On 14/06/2020 22.57, Corentin Jabot wrote:
>
>
> On Sun, 14 Jun 2020 at 22:45, Jens Maurer <Jens.Maurer_at_[hidden] <mailto:Jens.Maurer_at_[hidden]>> wrote:
>
> On 14/06/2020 22.19, Corentin Jabot wrote:
> >
> >
> > On Sun, 14 Jun 2020 at 21:55, Jens Maurer <Jens.Maurer_at_[hidden] <mailto:Jens.Maurer_at_[hidden]> <mailto:Jens.Maurer_at_[hidden] <mailto:Jens.Maurer_at_[hidden]>>> wrote:
>
> >     No, each code point in a sequence (given Unicode input) is a separate abstract character
> >     in my view (after combining surrogate pairs, of course).
> >
> >
> > For example diatrics, when preceded by a letter are not considered abstract characters of their own.
>
> "Abstract character" is defined in https://www.unicode.org/glossary/ as follows:
>
> "A unit of information used for the organization, control, or representation of textual data."
> (ISO 10646 does not appear to have a definition in its clause 3.)
>
> I'm not seeing a conflict between that definition and my view that a diacritic,
> preceded by a letter, can be viewed as two different abstract characters.
> I agree that the alternate viewpoint "single abstract character" is not
> in conflict with the definition, either.
>
> What is your statement "are not considered abstract characters of their own"
> (which seems to leave little room for alternatives) based on?
>
>
> Right the glossary, is very much incomplete
>
> The definition is given in Unicode 13. 3.4 ( http://www.unicode.org/versions/Unicode13.0.0/ch03.pdf%c2 ) 
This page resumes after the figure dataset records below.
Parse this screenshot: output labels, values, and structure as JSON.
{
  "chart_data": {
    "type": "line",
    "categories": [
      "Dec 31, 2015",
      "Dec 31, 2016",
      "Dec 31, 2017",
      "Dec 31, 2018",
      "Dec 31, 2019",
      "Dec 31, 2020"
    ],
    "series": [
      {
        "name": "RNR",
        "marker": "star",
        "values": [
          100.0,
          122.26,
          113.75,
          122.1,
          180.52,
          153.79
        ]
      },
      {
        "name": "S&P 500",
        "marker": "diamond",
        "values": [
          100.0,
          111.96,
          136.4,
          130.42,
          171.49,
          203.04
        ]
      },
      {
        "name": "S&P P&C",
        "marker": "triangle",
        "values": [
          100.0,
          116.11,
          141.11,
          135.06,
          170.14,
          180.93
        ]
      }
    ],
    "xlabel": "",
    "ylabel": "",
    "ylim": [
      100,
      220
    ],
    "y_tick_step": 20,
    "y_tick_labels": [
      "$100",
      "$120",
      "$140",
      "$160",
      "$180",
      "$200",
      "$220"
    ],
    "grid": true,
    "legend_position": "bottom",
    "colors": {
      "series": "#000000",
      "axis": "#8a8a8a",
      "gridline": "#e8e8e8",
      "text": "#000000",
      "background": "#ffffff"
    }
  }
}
Hm... ISO 10646:2017 doesn't even contain a definition of
"abstract character" in its clause 3.

> Abstract character: A unit of information used for the organization, control, or representation of textual data.
> • When representing data, the nature of that data is generally symbolic as
> opposed to some other kind of data (for example, aural or visual). Examples of
> such symbolic data include letters, ideographs, digits, punctuation, technical
> symbols, and dingbats.
> • An abstract character has no concrete form and should not be confused with a
> glyph.
> • An abstract character does not necessarily correspond to what a user thinks of
> as a “character” and should not be confused with a grapheme.
> • The abstract characters encoded by the Unicode Standard are known as Unicode abstract characters.
> *• Abstract characters not directly encoded by the Unicode Standard can often be represented by the use of combining character sequences.

From the standpoint of normative wording, it's a bit unfortunate that
the "terms and definitions" section of ISO 10646 does not properly
define the term as it appears to be commonly understood.

I thought ISO 10646 would be a direct representation of Unicode something,
but apparently, it isn't.

Also, "what a user thinks" is more than sloppy wording for a standard.

Jens


SG16 list run by sg16-owner@lists.isocpp.org